The New York Times alleged that the Ethiopian pilot who crashed B-737-8 MAX Boeing Max 8 “didn’t receive training”, while the Washington Post too carried “baseless and factually incorrect” allegations.

Briefing the press today, Ethiopian Group CEO Tewolde Gebremariam said “we are ready to take all the necessary legal measures on those media institutions.”

The airline is assessing the status of the journalists, particularly the one who reported for The New York Times, he added.

Tewolde stressed that both stories published by the newspapers are definitely false, defamatory and baseless items fabricated to damage the image of the country in general and the airline in particular.

The fake stories are concocted to divert the attention from the global grounding of the B-737 MAX airplanes, he noted.

Ethiopian Airlines pilots have completed Boeing recommended and FAA approved different training from the B-737 NG aircraft to the B-737 MAX aircraft before the phase in of the B-737-8 MAX fleet to the Ethiopian operation and before they started flying the B-737-8 MAX.

The pilots are also well aware and briefed on the Emergency Airworthiness Directive issued by the FAA, following the Lion Air Accident.

Tewolde elaborated that the content of the airworthiness directive has also been well incorporated in all pilot training manuals, operational procedures and working manuals.

The airline has seven full flight simulators (Q-400, B-737NG, B-737 MAX, B-767, B-787, B-777 and A-350) to train its pilots and other airlines pilots.

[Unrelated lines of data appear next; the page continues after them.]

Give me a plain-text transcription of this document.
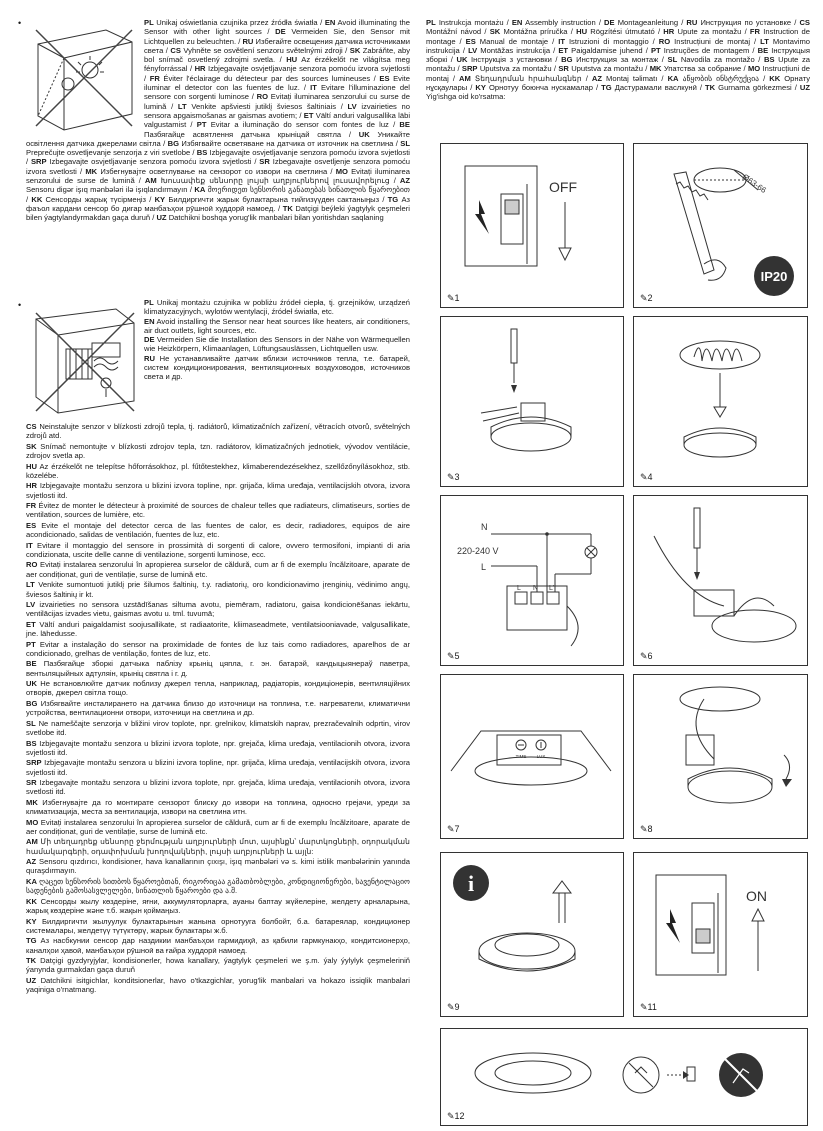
•
•

PL Unikaj oświetlania czujnika przez źródła światła / EN Avoid illuminating the Sensor with other light sources / DE Vermeiden Sie, den Sensor mit Lichtquellen zu beleuchten. / RU Избегайте освещения датчика источниками света / CS Vyhněte se osvětlení senzoru světelnými zdroji / SK Zabráňte, aby bol snímač osvetlený zdrojmi svetla. / HU Az érzékelőt ne világítsa meg fényforrással / HR Izbjegavajte osvjetljavanje senzora pomoću izvora svjetlosti / FR Éviter l'éclairage du détecteur par des sources lumineuses / ES Evite iluminar el detector con las fuentes de luz. / IT Evitare l'illuminazione del sensore con sorgenti luminose / RO Evitați iluminarea senzorului cu surse de lumină / LT Venkite apšviesti jutiklį šviesos šaltiniais / LV izvairieties no sensora apgaismošanas ar gaismas avotiem; / ET Vältí anduri valgusallika läbi valgustamist / PT Evitar a iluminação do sensor com fontes de luz / BE Пазбягайце асвятлення датчыка крыніцай святла / UK Уникайте освітлення датчика джерелами світла / BG Избягвайте осветяване на датчика от източник на светлина / SL Preprečujte osvetljevanje senzorja z viri svetlobe / BS Izbjegavajte osvjetljavanje senzora pomoću izvora svjetlosti / SRP Izbegavajte osvjetljavanje senzora pomoću izvora svjetlosti / SR Izbegavajte osvetljenje senzora pomoću izvora svetlosti / MK Избегнувајте осветлување на сензорот со извори на светлина / MO Evitați iluminarea senzorului de surse de lumină / AM Խուսափեք սենսորը լույսի աղբյուրներով լուսավորելուց / AZ Sensoru digər işıq mənbələri ilə işıqlandırmayın / KA მოერიდეთ სენსორის განათებას სინათლის წყაროებით / KK Сенсорды жарық түсірмеңіз / KY Билдиргичти жарык булактарына тийгизүүдөн сактаныңыз / TG Аз фаъол кардани сенсор бо дигар манбаъҳои рӯшноӣ худдорӣ намоед. / TK Datçigi beýleki ýagtylyk çeşmeleri bilen ýagtylandyrmakdan gaça duruň / UZ Datchikni boshqa yorug'lik manbalari bilan yoritishdan saqlaning

PL Unikaj montażu czujnika w pobliżu źródeł ciepła, tj. grzejników, urządzeń klimatyzacyjnych, wylotów wentylacji, źródeł światła, etc.

EN Avoid installing the Sensor near heat sources like heaters, air conditioners, air duct outlets, light sources, etc.

DE Vermeiden Sie die Installation des Sensors in der Nähe von Wärmequellen wie Heizkörpern, Klimaanlagen, Lüftungsauslässen, Lichtquellen usw.

RU Не устанавливайте датчик вблизи источников тепла, т.е. батарей, систем кондиционирования, вентиляционных воздуховодов, источников света и др.

CS Neinstalujte senzor v blízkosti zdrojů tepla, tj. radiátorů, klimatizačních zařízení, větracích otvorů, světelných zdrojů atd.

SK Snímač nemontujte v blízkosti zdrojov tepla, tzn. radiátorov, klimatizačných jednotiek, vývodov ventilácie, zdrojov svetla ap.

HU Az érzékelőt ne telepítse hőforrásokhoz, pl. fűtőtestekhez, klimaberendezésekhez, szellőzőnyílásokhoz, stb. közelébe.

HR Izbjegavajte montažu senzora u blizini izvora topline, npr. grijača, klima uređaja, ventilacijskih otvora, izvora svjetlosti itd.

FR Évitez de monter le détecteur à proximité de sources de chaleur telles que radiateurs, climatiseurs, sorties de ventilation, sources de lumière, etc.

ES Evite el montaje del detector cerca de las fuentes de calor, es decir, radiadores, equipos de aire acondicionado, salidas de ventilación, fuentes de luz, etc.

IT Evitare il montaggio del sensore in prossimità di sorgenti di calore, ovvero termosifoni, impianti di aria condizionata, uscite delle canne di ventilazione, sorgenti luminose, ecc.

RO Evitați instalarea senzorului în apropierea surselor de căldură, cum ar fi de exemplu încălzitoare, aparate de aer condiționat, guri de ventilație, surse de lumină etc.

LT Venkite sumontuoti jutiklį prie šilumos šaltinių, t.y. radiatorių, oro kondicionavimo įrenginių, vėdinimo angų, šviesos šaltinių ir kt.

LV izvairieties no sensora uzstādīšanas siltuma avotu, piemēram, radiatoru, gaisa kondicionēšanas iekārtu, ventilācijas izvades vietu, gaismas avotu u. tml. tuvumā;

ET Vältí anduri paigaldamist soojusallikate, st radiaatorite, kliimaseadmete, ventilatsiooniavade, valgusallikate, jne. lähedusse.

PT Evitar a instalação do sensor na proximidade de fontes de luz tais como radiadores, aparelhos de ar condicionado, grelhas de ventilação, fontes de luz, etc.

BE Пазбягайце зборкі датчыка паблізу крыніц цяпла, г. эн. батарэй, кандыцыянераў паветра, вентыляцыйных адтуляін, крыніц святла і г. д.

UK Не встановлюйте датчик поблизу джерел тепла, наприклад, радіаторів, кондиціонерів, вентиляційних отворів, джерел світла тощо.

BG Избягвайте инсталирането на датчика близо до източници на топлина, т.е. нагреватели, климатични устройства, вентилационни отвори, източници на светлина и др.

SL Ne nameščajte senzorja v bližini virov toplote, npr. grelnikov, klimatskih naprav, prezračevalnih odprtin, virov svetlobe itd.

BS Izbjegavajte montažu senzora u blizini izvora toplote, npr. grejača, klima uređaja, ventilacionih otvora, izvora svjetlosti itd.

SRP Izbjegavajte montažu senzora u blizini izvora topline, npr. grijača, klima uređaja, ventilacijskih otvora, izvora svjetlosti itd.

SR Izbegavajte montažu senzora u blizini izvora toplote, npr. grejača, klima uređaja, ventilacionih otvora, izvora svetlosti itd.

MK Избегнувајте да го монтирате сензорот блиску до извори на топлина, односно грејачи, уреди за климатизација, места за вентилација, извори на светлина итн.

MO Evitați instalarea senzorului în apropierea surselor de căldură, cum ar fi de exemplu încălzitoare, aparate de aer condiționat, guri de ventilație, surse de lumină etc.

AM Մի տեղադրեք սենսորը ջերմության աղբյուրների մոտ, այսինքն՝ մարտկոցների, օդորակման համակարգերի, օդափոխման խողովակների, լույսի աղբյուրների և այլն:

AZ Sensoru qızdırıcı, kondisioner, hava kanallarının çıxışı, işıq mənbələri və s. kimi istilik mənbələrinin yanında quraşdırmayın.

KA ღაცეთ სენსორის სითბოს წყაროებთან, რიგორიცაა გამათბობლები, კონდიციონერები, სავენტილაციო სადენების გამოსასვლელები, სინათლის წყაროები და ა.შ.

KK Сенсорды жылу көздеріне, яғни, аккумуляторларға, ауаны баптау жүйелеріне, желдету арналарына, жарық көздеріне және т.б. жақын қоймаңыз.

KY Билдиргичти жылуулук булактарынын жанына орнотууга болбойт, б.а. батареялар, кондиционер системалары, желдетүү түтүктөрү, жарык булактары ж.б.

TG Аз насбкунии сенсор дар наздикии манбаъҳои гармидиҳӣ, аз қабили гармкунакҳо, кондитсионерҳо, каналҳои ҳавоӣ, манбаъҳои рӯшноӣ ва ғайра худдорӣ намоед.

TK Datçigi gyzdyryjylar, kondisionerler, howa kanallary, ýagtylyk çeşmeleri we ş.m. ýaly ýylylyk çeşmeleriniň ýanynda gurmakdan gaça duruň

UZ Datchikni isitgichlar, konditsionerlar, havo o'tkazgichlar, yorug'lik manbalari va hokazo issiqlik manbalari yaqiniga o'rnatmang.

PL Instrukcja montażu / EN Assembly instruction / DE Montageanleitung / RU Инструкция по установке / CS Montážní návod / SK Montážna príručka / HU Rögzítési útmutató / HR Upute za montažu / FR Instruction de montage / ES Manual de montaje / IT Istruzioni di montaggio / RO Instrucțiuni de montaj / LT Montavimo instrukcija / LV Montāžas instrukcija / ET Paigaldamise juhend / PT Instruções de montagem / BE Інструкцыя зборкі / UK Інструкція з установки / BG Инструкция за монтаж / SL Navodila za montažo / BS Upute za montažu / SRP Uputstva za montažu / SR Uputstva za montažu / MK Упатства за собрание / MO Instrucțiuni de montaj / AM Տեղադրման հրահանգներ / AZ Montaj təlimatı / KA აწყობის ინსტრუქცია / KK Орнату нұсқаулары / KY Орнотуу боюнча нускамалар / TG Дастурамали васлкунӣ / TK Gurnama görkezmesi / UZ Yig'ishga oid ko'rsatma:

OFF
✎1
Ø63-66
IP20
✎2
✎3	✎4
N
220-240 V
L
L N L'
✎5	✎6
TIME LUX
✎7	✎8
i
✎9
ON
✎11
✎12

Ethiopian Airlines has one of the largest and most modern aviation academy with training devices and technologies among the very few in the world, the CEO revealed.

Although the cause of the accident is yet to be known by the international investigation in progress, the entire world knows all B-737 MAX airplanes have been grounded since the tragic accident of ET 302, according to ENA.